Une nouvelle analyse publiée vendredi dans la revue scientifique Advances in Atmospheric Sciences a révélé que les 2 000 premiers mètres sous la surface de l’océan ont absorbé 23 zettajoules d’énergie de plus qu’en 2024, soit environ 37 fois plus que la consommation mondiale en 2023.  L’étude a examiné le contenu thermique des océans, qui mesure la quantité de chaleur excédentaire stockée par les océans du globe au fil du temps. Le suivi des températures océaniques est un moyen essentiel pour les scientifiques de surveiller les changements climatiques à long terme. En effet, nos océans jouent un rôle clé dans la régulation de l’impact des émissions mondiales de carbone dans notre atmosphère, absorbant environ 90 % de la chaleur excédentaire provenant du réchauffement planétaire et piégée par les gaz à effet de serre au cours du siècle dernier.
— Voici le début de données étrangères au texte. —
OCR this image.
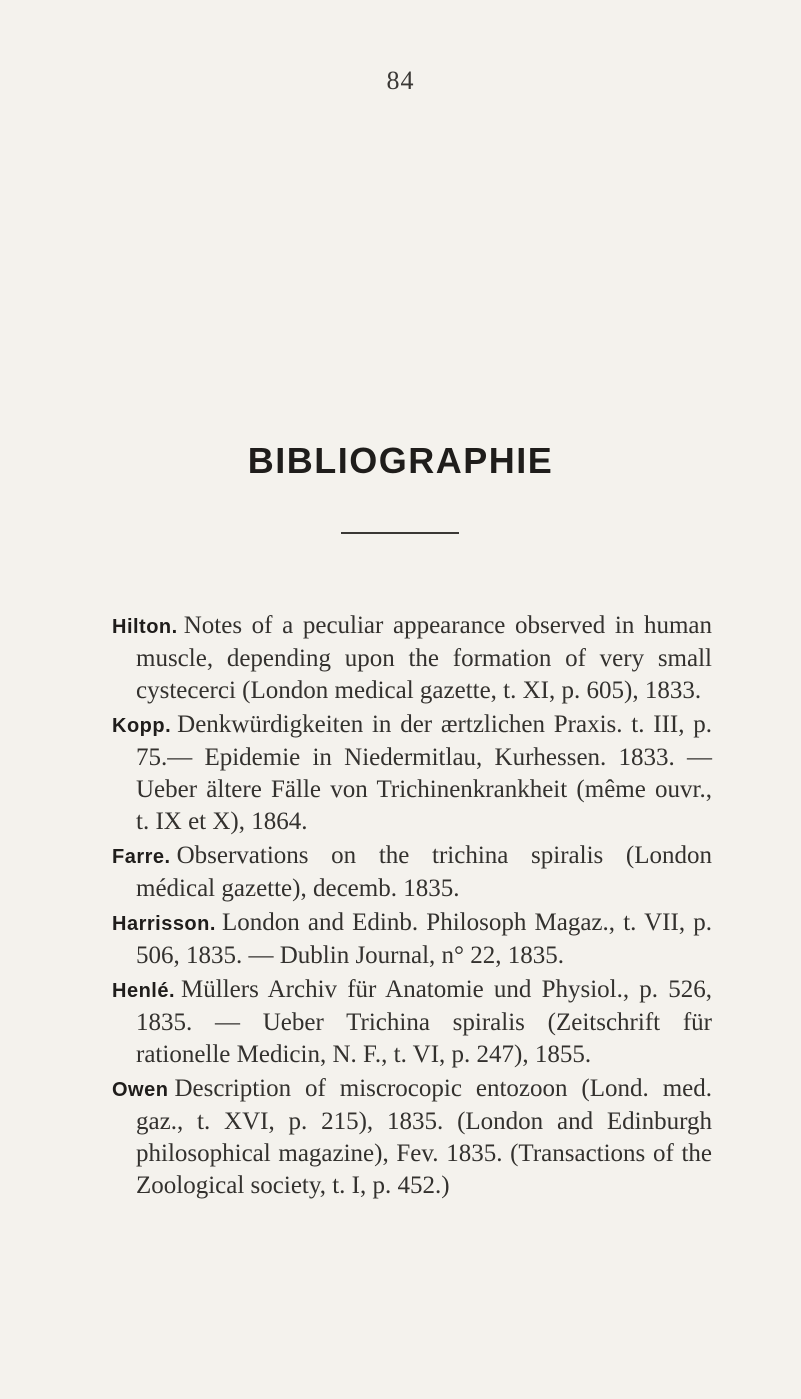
84
BIBLIOGRAPHIE

Hilton. Notes of a peculiar appearance observed in human muscle, depending upon the formation of very small cystecerci (London medical gazette, t. XI, p. 605), 1833.

Kopp. Denkwürdigkeiten in der ærtzlichen Praxis. t. III, p. 75.— Epidemie in Niedermitlau, Kurhessen. 1833. —Ueber ältere Fälle von Trichinenkrankheit (même ouvr., t. IX et X), 1864.

Farre. Observations on the trichina spiralis (London médical gazette), decemb. 1835.

Harrisson. London and Edinb. Philosoph Magaz., t. VII, p. 506, 1835. — Dublin Journal, n° 22, 1835.

Henlé. Müllers Archiv für Anatomie und Physiol., p. 526, 1835. — Ueber Trichina spiralis (Zeitschrift für rationelle Medicin, N. F., t. VI, p. 247), 1855.

Owen Description of miscrocopic entozoon (Lond. med. gaz., t. XVI, p. 215), 1835. (London and Edinburgh philosophical magazine), Fev. 1835. (Transactions of the Zoological society, t. I, p. 452.)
Les chercheurs ont également noté que les températures moyennes mondiales à la surface de la mer (là où l’eau de l’océan et l’atmosphère se rencontrent) en 2025 étaient les troisièmes plus élevées jamais enregistrées et restaient environ 0,5 °C au-dessus de la moyenne de référence de 1981-2010. Certaines zones se réchauffent plus rapidement que d’autres, les zones les plus chaudes étant l’océan Atlantique Sud, l’océan Pacifique Nord et l’océan Austral.

À mesure que les océans se réchauffent, toute une série d’impacts climatiques se produisent. Le réchauffement des océans contribue à l’élévation du niveau de la mer (en partie due à l’expansion des molécules d’eau lorsqu’elles se réchauffent) et favorise des conditions météorologiques plus extrêmes. Cela inclut une augmentation de l’intensité des ouragans tout en diminuant leur vitesse de déplacement, ce qui signifie qu’ils peuvent rester plus longtemps au même endroit lorsqu’ils touchent terre, laissant potentiellement plus de destructions dans leur sillage. Nous en voyons déjà les effets : l’année dernière a été la deuxième année seulement dans l’histoire où au moins trois ouragans de catégorie 5 se sont formés dans le bassin atlantique. La hausse des températures océaniques contribue également à la disparition des récifs coralliens, qui favorisent la pêche et protègent les côtes contre les marées de tempête et l’élévation du niveau de la mer.

Un rapport publié en 2025 a révélé que les récifs coralliens d’eau chaude dépassent leur point de basculement, 80 % d’entre eux subissant des vagues de chaleur, des épisodes de blanchissement et un dépérissement sans précédent. Le rapport publié aujourd’hui tire la sonnette d’alarme sur les impacts climatiques auxquels le monde sera confronté en raison du réchauffement des océans. Les auteurs soulignent que, sans efforts mondiaux pour réduire les émissions, les températures ne feront que continuer à augmenter.